Обстоятельства передачи сабли нойону Бамбару
Прежде чем перейти к изучению причин и обстоятельств нанесения надписи на клинок сабли из собрания ВИМАИВиВС, необходимо кратко охарактеризовать место нойона Бамба-ра (см. рис. 2, 6 ) и его семьи в калмыцком обществе XVIII в.
Исторический период, охватывающий XVII – первую половину XVIII в., далеко не случайно именуется в научной литературе эпохой малого монгольского (ойратского) нашествия. В это время ареал военной активности ойратов (западных монголов) включал огромные пространства внутренней Евразии от причерноморских степей на западе до Тибета на востоке и от лесов Западной Сибири на севере до пустынь Мавераннахра на юге. Восточные ойраты (джунгары) подчинили своей власти территорию Юго-Восточного Казахстана, Восточного Туркестана и значительную часть Южной Сибири. В свою очередь, западные ойраты (волжские калмыки) сокрушили Большую ногайскую орду, частично подчинив, частично изгнав местное тюркское население. Ядром новых калмыцких владений стали земли Северного Прикаспия. Со временем волжские калмыки приняли российское подданство и стали одним из основных союзников Российского государства в войнах с крымскими татарами и ногаями. Во второй половине XVII – первой половине XVIII в. калмыцкие отряды неоднократно вторгались в Крым и земли черкесов, вели боевые действия на территории Украины, Польши, в причерноморских степях, на Кубани, Северном Кавказе, в Западном Казахстане. Калмыцкая конница приняла активное участие в войнах России против Речи Посполитой, Османской империи, Швеции, Пруссии, а также в подавлении восстаний Степана Разина, Кондратия Булавина и др. [Тепкеев, 2012, с. 343–346; 2018, с. 195–218].

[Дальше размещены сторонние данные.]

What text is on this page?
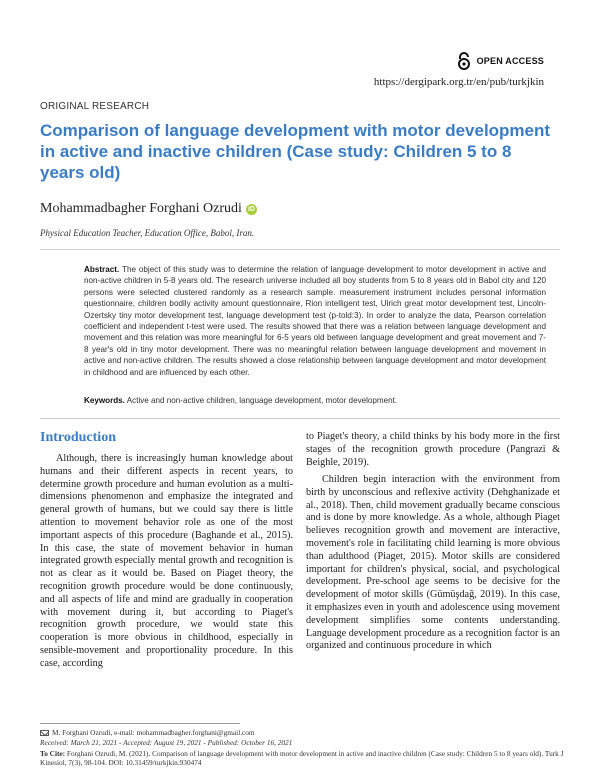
OPEN ACCESS
https://dergipark.org.tr/en/pub/turkjkin
ORIGINAL RESEARCH
Comparison of language development with motor development in active and inactive children (Case study: Children 5 to 8 years old)
Mohammadbagher Forghani Ozrudi iD
Physical Education Teacher, Education Office, Babol, Iran.

Abstract. The object of this study was to determine the relation of language development to motor development in active and non-active children in 5-8 years old. The research universe included all boy students from 5 to 8 years old in Babol city and 120 persons were selected clustered randomly as a research sample. measurement instrument includes personal information questionnaire, children bodily activity amount questionnaire, Rion intelligent test, Ulrich great motor development test, Lincoln-Ozertsky tiny motor development test, language development test (p-told:3). In order to analyze the data, Pearson correlation coefficient and independent t-test were used. The results showed that there was a relation between language development and movement and this relation was more meaningful for 6-5 years old between language development and great movement and 7-8 year's old in tiny motor development. There was no meaningful relation between language development and movement in active and non-active children. The results showed a close relationship between language development and motor development in childhood and are influenced by each other.

Keywords. Active and non-active children, language development, motor development.

Introduction

Although, there is increasingly human knowledge about humans and their different aspects in recent years, to determine growth procedure and human evolution as a multi-dimensions phenomenon and emphasize the integrated and general growth of humans, but we could say there is little attention to movement behavior role as one of the most important aspects of this procedure (Baghande et al., 2015). In this case, the state of movement behavior in human integrated growth especially mental growth and recognition is not as clear as it would be. Based on Piaget theory, the recognition growth procedure would be done continuously, and all aspects of life and mind are gradually in cooperation with movement during it, but according to Piaget's recognition growth procedure, we would state this cooperation is more obvious in childhood, especially in sensible-movement and proportionality procedure. In this case, according

to Piaget's theory, a child thinks by his body more in the first stages of the recognition growth procedure (Pangrazi & Beighle, 2019).

Children begin interaction with the environment from birth by unconscious and reflexive activity (Dehghanizade et al., 2018). Then, child movement gradually became conscious and is done by more knowledge. As a whole, although Piaget believes recognition growth and movement are interactive, movement's role in facilitating child learning is more obvious than adulthood (Piaget, 2015). Motor skills are considered important for children's physical, social, and psychological development. Pre-school age seems to be decisive for the development of motor skills (Gümüşdağ, 2019). In this case, it emphasizes even in youth and adolescence using movement development simplifies some contents understanding. Language development procedure as a recognition factor is an organized and continuous procedure in which

M. Forghani Ozrudi, e-mail: mohammadbagher.forghani@gmail.com
Received: March 21, 2021 - Accepted: August 19, 2021 - Published: October 16, 2021
To Cite: Forghani Ozrudi, M. (2021). Comparison of language development with motor development in active and inactive children (Case study: Children 5 to 8 years old). Turk J Kinesiol, 7(3), 98-104. DOI: 10.31459/turkjkin.930474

Рис. 3 (фото). Сабли- чечуги XVII–XVIII вв.:
1 , 2 , 4 – ГИМ (по: [Аствацатурян, 2002]); 3 , 5 – Ливрусткаммарен, г. Стокгольм (по: [Rivkin, 2015]) Fig. 3 (photo). Sabres- chechugi 17th – 18th centuries:
1 , 2 , 4 – GIM (by: [Astvatsaturyan, 2002]); 3 , 5 – Livrustkammaren (by: [Rivkin, 2015])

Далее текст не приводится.